Bodden Town youngsters recently were treated to a behind-the-scenes tour of police marine and air operations.
An excited group of 28 Year 4 students from Bodden Town Primary School visited the Royal Cayman Islands Police Service Joint Marine Unit and the Air Operations Unit on June 15, and learned about police specialist operations from a number of officers.
They also saw a demonstration by the police service’s K-9 Unit during their visit to the RCIPS Marine Base.
The visit was organized following a request from the school, following a similar visit by Year 4 students last year. The students have been learning about the different types of jobs police officers do.
The students and chaperones first visited the RCIPS Marine Base, where they met the police, immigration and customs officers who make up the unit, and then watched demonstrations of police marine equipment, such as radios, safety vests and lights. They were given a short briefing on navigation by Capt. Randolph Jackson, a customs officer and U.K. Overseas Territories maritime instructor.
“I always find that children are fascinated by the charts,” said Capt. Jackson. “Although it is a bit technical, it is not difficult to engage them. They want to learn.”
Afterward, the students were led outside where they saw a demonstration by K-9 officer PC Adrian Menzies and police dog Shadow. While PC Menzies and Shadow were out of sight, marine officers hid a small quantity of drugs in the shed, in a place students chose. PC Menzies and Shadow then conducted a search of the premises, and as Shadow approached where the drugs were hidden, the students began to cheer. When Shadow indicated where the drugs were to PC Menzies, they burst into applause.
“One of Shadow’s main jobs is to find hidden drugs, and he does this very well,” said Inspector Leo Anglin, RCIPS marine commander. “He has found drugs twice in the last month alone.”
He explained how Shadow and PC Menzies communicate through commands and body language.
“And what do we know about drugs?” he asked the children. “We don’t do them, right?”
“No, sir!” the students responded.
The children then boarded the RCIPS marine vessel Guardian to view the boat’s controls and hear about the work of marine officers from Capt. Hugh Bush, police constable.
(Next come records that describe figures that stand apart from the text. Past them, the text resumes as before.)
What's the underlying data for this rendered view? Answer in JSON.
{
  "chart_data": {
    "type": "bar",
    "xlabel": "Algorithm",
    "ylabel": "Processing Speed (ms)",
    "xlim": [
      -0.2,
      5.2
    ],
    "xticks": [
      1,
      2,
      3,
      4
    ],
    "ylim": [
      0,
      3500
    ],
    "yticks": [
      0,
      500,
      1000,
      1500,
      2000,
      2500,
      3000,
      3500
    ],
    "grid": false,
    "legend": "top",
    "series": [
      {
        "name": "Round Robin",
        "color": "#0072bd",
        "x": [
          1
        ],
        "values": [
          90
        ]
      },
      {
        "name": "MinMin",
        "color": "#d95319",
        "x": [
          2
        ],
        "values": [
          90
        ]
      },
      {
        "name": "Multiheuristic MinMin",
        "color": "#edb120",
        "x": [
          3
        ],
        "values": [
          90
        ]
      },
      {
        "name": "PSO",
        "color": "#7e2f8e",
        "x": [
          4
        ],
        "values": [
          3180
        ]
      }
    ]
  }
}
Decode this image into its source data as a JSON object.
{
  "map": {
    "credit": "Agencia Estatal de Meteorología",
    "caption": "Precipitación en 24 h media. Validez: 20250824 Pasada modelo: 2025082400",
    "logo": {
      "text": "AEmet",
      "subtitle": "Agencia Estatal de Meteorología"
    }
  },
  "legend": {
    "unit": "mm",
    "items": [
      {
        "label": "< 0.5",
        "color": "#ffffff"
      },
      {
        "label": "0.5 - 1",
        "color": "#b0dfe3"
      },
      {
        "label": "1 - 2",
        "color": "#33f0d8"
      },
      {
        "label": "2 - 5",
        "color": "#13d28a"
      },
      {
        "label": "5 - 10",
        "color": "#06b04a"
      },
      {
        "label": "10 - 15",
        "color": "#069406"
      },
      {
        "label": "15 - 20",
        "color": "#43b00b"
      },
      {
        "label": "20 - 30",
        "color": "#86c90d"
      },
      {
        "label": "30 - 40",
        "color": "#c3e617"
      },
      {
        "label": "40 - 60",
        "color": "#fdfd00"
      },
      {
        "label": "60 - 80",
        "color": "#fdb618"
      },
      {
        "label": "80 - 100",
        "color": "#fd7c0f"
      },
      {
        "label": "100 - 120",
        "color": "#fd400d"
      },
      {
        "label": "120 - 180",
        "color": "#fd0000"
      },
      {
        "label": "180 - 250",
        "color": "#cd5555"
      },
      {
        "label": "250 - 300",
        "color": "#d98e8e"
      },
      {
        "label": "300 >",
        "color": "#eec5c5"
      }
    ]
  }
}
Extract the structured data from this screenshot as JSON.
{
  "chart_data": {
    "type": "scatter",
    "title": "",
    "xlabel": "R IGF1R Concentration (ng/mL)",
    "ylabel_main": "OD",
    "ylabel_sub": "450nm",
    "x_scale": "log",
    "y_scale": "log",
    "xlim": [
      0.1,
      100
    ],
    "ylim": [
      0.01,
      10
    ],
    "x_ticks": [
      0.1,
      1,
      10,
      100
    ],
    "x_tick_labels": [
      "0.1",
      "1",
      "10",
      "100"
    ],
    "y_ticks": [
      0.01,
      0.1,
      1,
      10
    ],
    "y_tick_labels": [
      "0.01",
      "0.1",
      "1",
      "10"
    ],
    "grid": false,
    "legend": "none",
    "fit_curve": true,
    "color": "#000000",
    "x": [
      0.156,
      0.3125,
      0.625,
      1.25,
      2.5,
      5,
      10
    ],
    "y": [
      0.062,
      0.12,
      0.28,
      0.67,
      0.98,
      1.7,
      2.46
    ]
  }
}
Capt. Bush briefed them on the safety requirements of the vessel and the kind of patrols and police work the vessel does. The boat remained docked while the students were on board.
After leaving the RCIPS Marine Base, the students visited the Air Operations Unit and received a briefing about the police helicopter from PC Ronnie Pollard, tactical flight officer. All students were given the opportunity to wear a helmet, have their picture taken, and look inside the helicopter at the controls and safety gear.
The students demonstrated keen interest throughout all the presentations, peppering the officers with questions, including: “What happens to Shadow the police dog when he retires?” The answer: He either continues to live with his handler or is re-homed with a family.
“How high can the police helicopter fly?” was another question. The children learned that the chopper generally flies at 800-1,000 feet, with a ceiling of 12,000 feet.
The officers said they were encouraged by the students’ interest.
“As an organization, we have the responsibility to help mold the future generations of this country, and it starts right now with early interactions,” said Inspector Anglin.
“I remember seeing the patrol vessel Protector at Public Beach during the annual air show when I was a kid and saying to myself that one day I wanted to work on a police boat. You just cannot predict the positive impact such early impressions might have on a child.”